Sexta-feira foi “dia de fúria” no Iraque
Na sexta-feira (25), milhares de iraquianos protestaram contra o
governo, em manifestações que tomaram conta de vários pontos do país. Os
manifestantes chamaram os protestos de “dia de fúria”. Os relatos são
de que a repressão está cada vez mais violenta, em especial na praça
Tahrir em Bagdá, onde cerca de 5 mil revoltosos se reuniram. A repressão
aos revoltosos teria provocado ao menos 14 mortes, segundo agências
internacionais.
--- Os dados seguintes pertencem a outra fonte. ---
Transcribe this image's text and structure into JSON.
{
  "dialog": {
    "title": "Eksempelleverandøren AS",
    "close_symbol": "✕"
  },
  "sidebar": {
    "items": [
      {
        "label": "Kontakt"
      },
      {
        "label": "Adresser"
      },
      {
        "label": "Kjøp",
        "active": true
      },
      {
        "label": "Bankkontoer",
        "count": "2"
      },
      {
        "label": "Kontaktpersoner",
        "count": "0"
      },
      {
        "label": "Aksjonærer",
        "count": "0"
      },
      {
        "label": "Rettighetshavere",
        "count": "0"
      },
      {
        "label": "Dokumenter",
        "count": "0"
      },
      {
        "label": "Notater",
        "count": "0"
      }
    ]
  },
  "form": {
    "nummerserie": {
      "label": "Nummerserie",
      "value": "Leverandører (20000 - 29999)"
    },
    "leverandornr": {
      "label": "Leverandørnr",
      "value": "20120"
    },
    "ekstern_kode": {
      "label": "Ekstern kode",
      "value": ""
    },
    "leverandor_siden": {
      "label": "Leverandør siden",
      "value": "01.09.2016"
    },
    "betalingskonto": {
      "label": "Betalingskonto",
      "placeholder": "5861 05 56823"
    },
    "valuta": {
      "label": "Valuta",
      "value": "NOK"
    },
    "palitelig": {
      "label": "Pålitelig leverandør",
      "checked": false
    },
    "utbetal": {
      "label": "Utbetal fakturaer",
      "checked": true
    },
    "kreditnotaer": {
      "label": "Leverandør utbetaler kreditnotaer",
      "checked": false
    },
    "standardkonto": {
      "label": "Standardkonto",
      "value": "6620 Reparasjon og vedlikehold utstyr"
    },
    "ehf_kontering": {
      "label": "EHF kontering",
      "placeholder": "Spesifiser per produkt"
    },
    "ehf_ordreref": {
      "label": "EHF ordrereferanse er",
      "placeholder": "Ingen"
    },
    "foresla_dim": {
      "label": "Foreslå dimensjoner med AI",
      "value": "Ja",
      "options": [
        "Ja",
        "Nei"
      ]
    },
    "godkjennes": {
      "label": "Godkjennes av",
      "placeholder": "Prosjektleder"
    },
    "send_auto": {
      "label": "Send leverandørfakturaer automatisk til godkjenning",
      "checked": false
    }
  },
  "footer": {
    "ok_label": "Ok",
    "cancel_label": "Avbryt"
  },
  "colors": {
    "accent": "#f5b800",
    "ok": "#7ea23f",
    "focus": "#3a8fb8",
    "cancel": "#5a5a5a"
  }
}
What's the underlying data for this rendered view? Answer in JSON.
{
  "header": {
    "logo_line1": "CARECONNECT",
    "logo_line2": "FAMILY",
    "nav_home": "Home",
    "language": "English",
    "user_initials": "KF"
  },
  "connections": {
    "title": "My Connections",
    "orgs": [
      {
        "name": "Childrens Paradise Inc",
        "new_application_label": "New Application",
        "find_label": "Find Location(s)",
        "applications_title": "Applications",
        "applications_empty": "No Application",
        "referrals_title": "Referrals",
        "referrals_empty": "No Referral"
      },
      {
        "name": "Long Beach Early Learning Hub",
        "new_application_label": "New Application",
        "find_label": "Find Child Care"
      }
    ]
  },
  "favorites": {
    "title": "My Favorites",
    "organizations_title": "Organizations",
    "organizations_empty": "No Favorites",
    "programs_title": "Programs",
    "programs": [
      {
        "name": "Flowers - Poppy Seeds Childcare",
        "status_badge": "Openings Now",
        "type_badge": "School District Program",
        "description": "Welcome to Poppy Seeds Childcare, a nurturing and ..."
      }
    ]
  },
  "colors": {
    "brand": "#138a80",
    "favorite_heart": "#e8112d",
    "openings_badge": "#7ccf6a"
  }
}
Em cidades como Hawija e Mosul, há relatos de que forças
policiais dispararam munição letal contra manifestantes, que tentavam
invadir prédios governamentais. No momento, está em vigor decreto que
proíbe a circulação de veículos e a concentração de grupos de pessoas
nas ruas das principais áreas do país.
O primeiro-ministro ministro iraquiano, Nuri al-Maliki, garante que
não ignorará os pedidos dos manifestantes, mas advertiu que militantes
do grupo Al-Qaeda podem tentar “interromper” alguns protestos. Em
declarações anteriores, Maliki foi mais explícito, associando os
manifestantes com terroristas e com partidários do ex-ditador Saddam
Hussein. Os manifestantes, que de modo geral dizem não querer a queda do
regime, pedem controle de preços e profundas mudanças no corpo
político, como forma de diminuir a corrupção estatal.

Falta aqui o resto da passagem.